101 reasons to love cycling in London #24 - raise your self esteem

This week's reason to love cycling in London (and oh my goodness we're nearly at 25 already!) comes all the way from Chicago, USA, via Dottie at the always-erudite Let's Go Ride a Bike blog.  Her website is jam-packed with great stories about cycling on the other side of the pond, not to mention great photographs.  Often, the comments from readers on her blog offer as much insight as the posts themselves.

Yesterday she wrote about cycling and self-esteem, and specifically about the issues of body image...
"In our bipolar society, where the most obese population in the world is inundated with dangerous images of “beauty” by the media and where “fit” people drive to the gym to run on the treadmill, millions are locked in a struggle with their bodies..." she writes; "The solution is a lifestyle change that favors simplicity over excess and regards the human body as a tool rather than merely a decoration. A big part of such a lifestyle is active transportation, especially cycling. Riding a bicycle as daily transportation can radically shift both how you feel and how you feel about yourself."


Photograph from Let's Go Ride a Bike

I think this is pretty powerful stuff.  Not just a case of 'look good, feel good', but something deeper... I think exercise is increasingly seen as a form of punishment, a panacea with which to try and fix the ills of our lifestyles.  Just as we go on a diet to loose weight, so we have come to view exercise as something that fixes something which is 'wrong', rather than looking at the cause of our problems.  An active lifestyle, where we learn to trust our bodies as being strong and reliable enough to get us round town, works in the opposite way.  You do a little exercise as a consequence of your activity, which in turn makes you fitter almost by accident, which in turn makes you feel better about yourself, which raises your self esteem.   When I first started cycling seriously I was heavy-smoking and over weight.  I would arrive at work pretty puffed and sweaty.  I quickly realised that my lifestyle was so sedate that other than when I walked to the car or the tube station, I got NO exercise at all.  At first, I hated the way cycling made me feel (the PAIN!) but slowly it got more and more easy, but only as a consequence of my active form of transport, as oppose to slogging it out in some gym somewhere.  Now I am lighter and most definetly fitter, and whilst I won't be roaring through the Alps on my 3-speed anytime soon I have no doubts about my ability to zip all over town comfortably.  The bike has given me a mental as well as geographical independence that I hadn't foreseen.
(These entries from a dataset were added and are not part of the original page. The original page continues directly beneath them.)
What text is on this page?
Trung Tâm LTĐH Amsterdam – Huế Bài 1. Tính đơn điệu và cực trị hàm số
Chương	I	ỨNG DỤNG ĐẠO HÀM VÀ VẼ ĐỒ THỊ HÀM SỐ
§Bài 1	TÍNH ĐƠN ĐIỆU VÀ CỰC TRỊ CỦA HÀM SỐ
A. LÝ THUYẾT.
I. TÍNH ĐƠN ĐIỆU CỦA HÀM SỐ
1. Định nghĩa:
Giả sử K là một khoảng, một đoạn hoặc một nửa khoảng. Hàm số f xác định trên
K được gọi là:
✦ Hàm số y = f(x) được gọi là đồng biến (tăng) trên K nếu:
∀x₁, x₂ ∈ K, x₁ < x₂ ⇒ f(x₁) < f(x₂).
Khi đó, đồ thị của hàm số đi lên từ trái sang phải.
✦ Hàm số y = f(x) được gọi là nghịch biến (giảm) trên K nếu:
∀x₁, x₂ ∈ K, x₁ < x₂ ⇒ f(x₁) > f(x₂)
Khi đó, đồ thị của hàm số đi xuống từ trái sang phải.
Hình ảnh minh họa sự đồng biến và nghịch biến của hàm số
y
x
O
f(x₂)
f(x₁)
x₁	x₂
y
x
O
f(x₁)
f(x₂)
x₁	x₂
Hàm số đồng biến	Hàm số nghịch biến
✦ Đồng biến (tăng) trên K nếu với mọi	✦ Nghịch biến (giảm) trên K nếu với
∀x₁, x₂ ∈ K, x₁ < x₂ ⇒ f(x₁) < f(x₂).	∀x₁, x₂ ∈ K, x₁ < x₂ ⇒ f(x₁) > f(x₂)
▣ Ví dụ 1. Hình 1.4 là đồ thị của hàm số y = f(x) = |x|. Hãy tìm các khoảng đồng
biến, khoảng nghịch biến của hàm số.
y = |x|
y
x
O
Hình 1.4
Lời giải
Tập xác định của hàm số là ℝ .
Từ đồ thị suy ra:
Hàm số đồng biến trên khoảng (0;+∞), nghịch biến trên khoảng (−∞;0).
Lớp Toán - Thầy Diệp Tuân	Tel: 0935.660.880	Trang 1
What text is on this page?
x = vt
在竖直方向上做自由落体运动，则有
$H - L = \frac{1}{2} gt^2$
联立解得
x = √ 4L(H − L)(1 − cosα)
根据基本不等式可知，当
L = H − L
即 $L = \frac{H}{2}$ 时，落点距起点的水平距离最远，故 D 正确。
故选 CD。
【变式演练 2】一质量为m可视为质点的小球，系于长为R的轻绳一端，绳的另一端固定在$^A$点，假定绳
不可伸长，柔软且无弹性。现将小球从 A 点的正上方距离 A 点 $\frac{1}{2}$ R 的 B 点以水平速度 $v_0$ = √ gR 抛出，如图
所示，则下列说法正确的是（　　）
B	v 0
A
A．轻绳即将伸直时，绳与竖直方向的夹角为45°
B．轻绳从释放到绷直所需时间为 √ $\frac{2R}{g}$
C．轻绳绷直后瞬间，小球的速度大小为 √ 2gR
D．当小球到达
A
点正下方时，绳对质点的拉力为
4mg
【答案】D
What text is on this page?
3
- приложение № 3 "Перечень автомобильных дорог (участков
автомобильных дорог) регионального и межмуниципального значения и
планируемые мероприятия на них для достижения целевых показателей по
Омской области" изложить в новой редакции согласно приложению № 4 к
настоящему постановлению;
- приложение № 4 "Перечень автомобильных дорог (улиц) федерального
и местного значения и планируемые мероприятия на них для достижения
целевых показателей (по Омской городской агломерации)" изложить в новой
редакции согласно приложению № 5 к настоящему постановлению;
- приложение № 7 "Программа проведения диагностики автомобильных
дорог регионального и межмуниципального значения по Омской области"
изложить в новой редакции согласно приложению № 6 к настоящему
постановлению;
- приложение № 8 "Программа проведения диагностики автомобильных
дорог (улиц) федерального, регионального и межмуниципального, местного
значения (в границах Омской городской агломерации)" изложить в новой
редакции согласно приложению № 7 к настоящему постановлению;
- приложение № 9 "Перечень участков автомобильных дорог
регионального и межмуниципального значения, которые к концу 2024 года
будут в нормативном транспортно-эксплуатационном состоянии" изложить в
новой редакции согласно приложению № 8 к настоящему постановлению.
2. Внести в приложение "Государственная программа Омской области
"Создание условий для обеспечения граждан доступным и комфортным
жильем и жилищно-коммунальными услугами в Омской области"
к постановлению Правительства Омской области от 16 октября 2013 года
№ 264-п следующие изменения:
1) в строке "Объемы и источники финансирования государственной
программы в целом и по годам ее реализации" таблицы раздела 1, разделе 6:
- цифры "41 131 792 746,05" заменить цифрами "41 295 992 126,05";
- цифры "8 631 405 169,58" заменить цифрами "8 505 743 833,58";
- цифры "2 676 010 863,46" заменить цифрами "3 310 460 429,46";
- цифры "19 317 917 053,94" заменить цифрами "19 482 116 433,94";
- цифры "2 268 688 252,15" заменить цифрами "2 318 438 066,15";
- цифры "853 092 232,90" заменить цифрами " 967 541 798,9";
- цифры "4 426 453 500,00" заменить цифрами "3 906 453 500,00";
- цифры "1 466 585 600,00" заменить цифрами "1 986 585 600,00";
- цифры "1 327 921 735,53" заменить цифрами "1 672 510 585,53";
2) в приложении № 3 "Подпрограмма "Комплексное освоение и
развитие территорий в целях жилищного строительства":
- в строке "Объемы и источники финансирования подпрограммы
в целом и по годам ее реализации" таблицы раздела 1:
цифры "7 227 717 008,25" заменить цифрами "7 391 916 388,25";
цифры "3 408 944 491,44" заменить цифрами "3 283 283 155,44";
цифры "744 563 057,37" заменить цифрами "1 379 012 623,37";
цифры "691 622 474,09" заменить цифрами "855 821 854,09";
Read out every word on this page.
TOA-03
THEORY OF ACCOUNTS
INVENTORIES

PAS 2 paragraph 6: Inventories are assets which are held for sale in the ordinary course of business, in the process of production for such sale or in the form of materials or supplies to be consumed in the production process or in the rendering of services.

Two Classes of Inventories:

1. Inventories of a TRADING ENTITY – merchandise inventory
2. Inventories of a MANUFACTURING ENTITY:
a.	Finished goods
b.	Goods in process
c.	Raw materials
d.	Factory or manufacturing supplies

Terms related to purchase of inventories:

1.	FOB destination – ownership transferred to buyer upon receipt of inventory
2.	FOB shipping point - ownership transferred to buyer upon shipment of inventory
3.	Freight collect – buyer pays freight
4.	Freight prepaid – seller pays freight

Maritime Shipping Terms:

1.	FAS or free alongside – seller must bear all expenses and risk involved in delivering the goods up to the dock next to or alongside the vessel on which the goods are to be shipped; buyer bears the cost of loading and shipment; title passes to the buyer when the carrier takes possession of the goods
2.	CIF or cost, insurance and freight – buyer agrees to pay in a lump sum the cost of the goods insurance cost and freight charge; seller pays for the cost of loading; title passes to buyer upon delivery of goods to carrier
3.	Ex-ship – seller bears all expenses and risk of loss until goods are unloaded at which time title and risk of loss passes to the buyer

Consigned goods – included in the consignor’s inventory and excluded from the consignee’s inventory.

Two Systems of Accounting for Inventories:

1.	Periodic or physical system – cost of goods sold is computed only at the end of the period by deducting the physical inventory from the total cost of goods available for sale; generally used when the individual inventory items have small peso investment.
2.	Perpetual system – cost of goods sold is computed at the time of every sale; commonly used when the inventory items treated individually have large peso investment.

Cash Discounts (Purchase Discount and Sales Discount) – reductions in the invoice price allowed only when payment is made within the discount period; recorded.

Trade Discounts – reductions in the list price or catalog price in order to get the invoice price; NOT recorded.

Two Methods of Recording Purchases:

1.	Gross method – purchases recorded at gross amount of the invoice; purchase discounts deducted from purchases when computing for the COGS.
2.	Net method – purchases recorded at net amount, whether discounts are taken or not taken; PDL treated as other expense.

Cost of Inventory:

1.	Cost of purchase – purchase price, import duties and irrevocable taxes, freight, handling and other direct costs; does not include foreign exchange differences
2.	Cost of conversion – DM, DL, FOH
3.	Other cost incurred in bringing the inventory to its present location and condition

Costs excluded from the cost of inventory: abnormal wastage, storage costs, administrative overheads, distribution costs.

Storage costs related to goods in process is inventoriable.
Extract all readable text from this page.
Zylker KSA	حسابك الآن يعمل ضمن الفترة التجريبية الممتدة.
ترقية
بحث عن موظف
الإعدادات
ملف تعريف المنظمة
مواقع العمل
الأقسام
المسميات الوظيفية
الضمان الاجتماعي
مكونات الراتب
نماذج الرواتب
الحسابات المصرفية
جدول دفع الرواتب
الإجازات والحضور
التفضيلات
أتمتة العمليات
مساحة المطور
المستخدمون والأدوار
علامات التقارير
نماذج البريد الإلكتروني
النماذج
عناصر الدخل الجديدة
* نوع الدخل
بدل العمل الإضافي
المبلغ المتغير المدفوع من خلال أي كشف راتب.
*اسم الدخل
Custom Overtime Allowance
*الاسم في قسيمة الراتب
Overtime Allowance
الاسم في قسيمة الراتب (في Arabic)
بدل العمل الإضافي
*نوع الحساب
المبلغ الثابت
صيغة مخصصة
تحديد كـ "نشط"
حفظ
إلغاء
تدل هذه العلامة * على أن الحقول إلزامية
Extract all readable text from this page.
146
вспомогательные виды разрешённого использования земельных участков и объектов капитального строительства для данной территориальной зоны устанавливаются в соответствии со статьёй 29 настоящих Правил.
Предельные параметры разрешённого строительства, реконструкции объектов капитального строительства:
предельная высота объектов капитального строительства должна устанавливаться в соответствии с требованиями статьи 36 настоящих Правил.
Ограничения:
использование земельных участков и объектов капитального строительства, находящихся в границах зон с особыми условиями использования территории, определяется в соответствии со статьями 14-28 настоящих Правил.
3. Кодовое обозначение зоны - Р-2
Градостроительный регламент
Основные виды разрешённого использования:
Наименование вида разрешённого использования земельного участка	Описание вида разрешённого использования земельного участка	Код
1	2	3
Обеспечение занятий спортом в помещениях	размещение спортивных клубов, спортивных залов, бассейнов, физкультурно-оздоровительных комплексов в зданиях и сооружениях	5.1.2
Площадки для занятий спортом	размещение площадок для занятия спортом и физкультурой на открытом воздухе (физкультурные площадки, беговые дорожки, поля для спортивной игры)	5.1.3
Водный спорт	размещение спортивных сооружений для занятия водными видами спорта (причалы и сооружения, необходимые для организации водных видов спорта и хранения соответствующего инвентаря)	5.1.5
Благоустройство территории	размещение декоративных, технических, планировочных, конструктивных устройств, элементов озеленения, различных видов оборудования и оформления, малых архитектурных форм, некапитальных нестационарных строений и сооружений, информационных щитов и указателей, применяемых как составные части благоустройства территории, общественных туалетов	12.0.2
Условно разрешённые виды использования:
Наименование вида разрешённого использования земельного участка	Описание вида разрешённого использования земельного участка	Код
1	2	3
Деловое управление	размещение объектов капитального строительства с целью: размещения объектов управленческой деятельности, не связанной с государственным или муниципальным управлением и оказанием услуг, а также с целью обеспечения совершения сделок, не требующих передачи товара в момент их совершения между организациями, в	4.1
A little light exercise by bike not only gets you home quicker but also totally avoids the post modern conundrum whereby people are driving home in their cars for a hour, in order to then drive to the gym for an hour to exercise...  Go by bike and save yourself the time and money.  Oh, and you're improving your mental well-being, and knocking the years off too.  Best of all you'll feel better about yourself for it.

So thanks, Dottie, for this week's reason of 101 to love cycling in London: it raises your self esteem!

5 comments:

Marsha said...

I follow your blog and Dottie's blog daily. It's wonderful to see this connection. Is the bicycle world so small after all??

Mark said...

Hi Marsha, it IS a small world after all! I do worry sometimes that cycle blogs are only actually read by a small handful of people and the same 10 or so bloggers going round in circles ;-)

I thought Dottie's words were so inspirational that they were worthy of repeating here. Thanks for following and I hope you continue to enjoy what I write.

Anne said...

I re-relayed Dottie's inspirational words myself yesterday. She's a gem.

I think the bike blogging world is sort of small, but I bet you and Dottie and Copenhagenize and the other kool kidz have a lot more readers than commenters, folks who drop by for inspiration but may not be quite as structured about blog feeds and daily reading (read: not such massive geeks) as I am.

Mark said...

Hey Anne, thanks for your kind words. I'm thrilled that you list me in such great company. The kool kidz indeed.

You're right, I have many more visitors than commentators; I'm thinking of doing a re-design soonish to make it easier to find the post a comment button as I do love the interaction and hearing from so many different people.

Dottie said...

Thank YOU, Mark! You put it so well and it's interesting to hear about it from a man's perspective. The bike has given me mental and geographical independence I hadn't foreseen, either. The city is so much smaller in both respects once surmountable by bike. I imagine Chicago and London have that in common.